The Bank of Russia looks set to keep interest rates at 4.25% at a third consecutive policy meeting Friday as inflation continued to increase above target.
Futures markets were betting on a small cut as recently as last week, but those bets shifted after Governor Elvira Nabiullina said price growth isn’t likely topeak until February. Just four of the 44 economists polled in a Bloomberg survey are expecting a reduction, with the rest predicting a hold.
Nabiullina has left the door open to more monetary easing, but said in an interview last week that the room for further cuts is “very modest.” Annual inflation will reach 4.5% by year end and is unlikely to exceed 5% at the peak in February, she said. The central bank targets price growth of 4%.
The jump was partly caused by a 15% slump in the ruble this year, which has fed through into consumer prices. The currency has appreciated in the past two months, but Nabiullina said last week that inflation expectations may remain elevated for some time.
“The Bank of Russia seems very keen to maintain dovish bias even though it would be wrong to cut its policy rate right now,” said Tatiana Orlova, an analyst at Energonomics in London. “The stronger ruble boosts the case for further easing if and when it suits the central bank.”
Surging food prices have become a political issue, with President Vladimir Putin last week ordering the government to take urgent measures. Authorities imposed a tax on wheat exports and price controls on some other staples.
What Our Economists Say:
“The central bank has room for at least another quarter-point of easing, but policy makers also have doubts.

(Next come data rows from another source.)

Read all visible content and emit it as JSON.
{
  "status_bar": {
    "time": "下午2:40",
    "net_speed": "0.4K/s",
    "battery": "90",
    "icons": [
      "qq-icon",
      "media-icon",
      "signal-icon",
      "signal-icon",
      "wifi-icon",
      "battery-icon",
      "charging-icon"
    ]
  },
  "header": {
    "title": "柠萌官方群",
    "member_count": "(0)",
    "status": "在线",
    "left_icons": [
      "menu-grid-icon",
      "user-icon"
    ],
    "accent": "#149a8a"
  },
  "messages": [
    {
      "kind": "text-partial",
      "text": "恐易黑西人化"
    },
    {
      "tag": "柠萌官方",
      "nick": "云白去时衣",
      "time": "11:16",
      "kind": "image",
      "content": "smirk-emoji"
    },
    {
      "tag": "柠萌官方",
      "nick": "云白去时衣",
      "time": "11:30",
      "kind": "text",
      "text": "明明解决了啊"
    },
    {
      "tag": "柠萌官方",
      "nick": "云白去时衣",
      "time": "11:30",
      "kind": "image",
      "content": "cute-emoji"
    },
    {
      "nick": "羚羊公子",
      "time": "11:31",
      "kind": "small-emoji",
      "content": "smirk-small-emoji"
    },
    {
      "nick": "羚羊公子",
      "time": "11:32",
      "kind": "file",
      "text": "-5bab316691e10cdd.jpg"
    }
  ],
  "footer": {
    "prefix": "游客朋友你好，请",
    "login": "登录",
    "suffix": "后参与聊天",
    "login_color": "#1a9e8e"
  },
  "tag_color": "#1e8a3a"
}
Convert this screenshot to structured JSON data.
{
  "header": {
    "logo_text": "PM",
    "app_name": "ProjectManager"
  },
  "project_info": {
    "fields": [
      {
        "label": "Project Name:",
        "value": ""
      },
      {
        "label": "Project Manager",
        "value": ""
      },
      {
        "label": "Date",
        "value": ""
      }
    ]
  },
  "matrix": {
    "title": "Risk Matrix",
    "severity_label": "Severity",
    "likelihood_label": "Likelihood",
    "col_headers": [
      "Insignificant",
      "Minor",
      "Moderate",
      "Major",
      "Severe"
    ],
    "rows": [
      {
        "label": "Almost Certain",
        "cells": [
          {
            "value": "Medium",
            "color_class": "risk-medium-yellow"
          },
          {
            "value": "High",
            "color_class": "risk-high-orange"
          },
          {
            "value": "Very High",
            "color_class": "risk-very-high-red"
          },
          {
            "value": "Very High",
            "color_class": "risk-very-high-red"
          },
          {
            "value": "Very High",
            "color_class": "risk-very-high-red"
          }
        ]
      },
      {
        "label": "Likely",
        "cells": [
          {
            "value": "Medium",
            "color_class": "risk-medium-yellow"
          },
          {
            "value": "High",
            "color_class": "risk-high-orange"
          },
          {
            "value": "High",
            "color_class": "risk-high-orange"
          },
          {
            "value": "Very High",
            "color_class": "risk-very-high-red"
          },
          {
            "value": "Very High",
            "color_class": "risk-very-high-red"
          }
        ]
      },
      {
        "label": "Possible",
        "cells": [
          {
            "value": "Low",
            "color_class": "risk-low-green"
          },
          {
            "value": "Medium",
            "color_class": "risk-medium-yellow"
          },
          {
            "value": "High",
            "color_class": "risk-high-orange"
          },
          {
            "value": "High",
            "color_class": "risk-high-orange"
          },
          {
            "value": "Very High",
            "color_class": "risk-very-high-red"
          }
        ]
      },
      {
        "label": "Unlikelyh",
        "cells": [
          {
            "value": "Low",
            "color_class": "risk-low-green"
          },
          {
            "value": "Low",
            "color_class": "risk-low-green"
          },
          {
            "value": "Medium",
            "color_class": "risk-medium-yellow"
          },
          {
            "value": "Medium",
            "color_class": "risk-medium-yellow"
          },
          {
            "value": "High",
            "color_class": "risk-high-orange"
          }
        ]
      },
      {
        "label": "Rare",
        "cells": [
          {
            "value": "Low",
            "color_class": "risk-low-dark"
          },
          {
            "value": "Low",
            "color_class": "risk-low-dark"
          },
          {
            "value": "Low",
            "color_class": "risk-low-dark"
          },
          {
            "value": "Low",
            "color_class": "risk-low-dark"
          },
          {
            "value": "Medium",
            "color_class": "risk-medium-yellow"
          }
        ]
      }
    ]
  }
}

Uncertainty in the inflation outlook is likely to delay the next rate cut to February.”
— Scott Johnson, Bloomberg Economics. Here’s the fullINSIGHT.
Analysts at the International Monetary Fund said last month that Russia should keep cutting rates to support the economy and that the key rate may go under 4%. They also warned that inflation is likely to fall back below the central bank’s target and remain there for a long time.
Growth has flattened in the last few months of 2020 after a rebound in the third quarter. The economy is on track to contract 3.9% this year before rebounding 3% in 2021, according to another Bloomberg survey.
“A rate cut would make more sense to me given that the ruble is performing well and the outlook remains challenging for the Russian economy,” said Piotr Matys, a strategist at Rabobank in London. Recent comments from central bank officials imply a hold is more likely though, he said.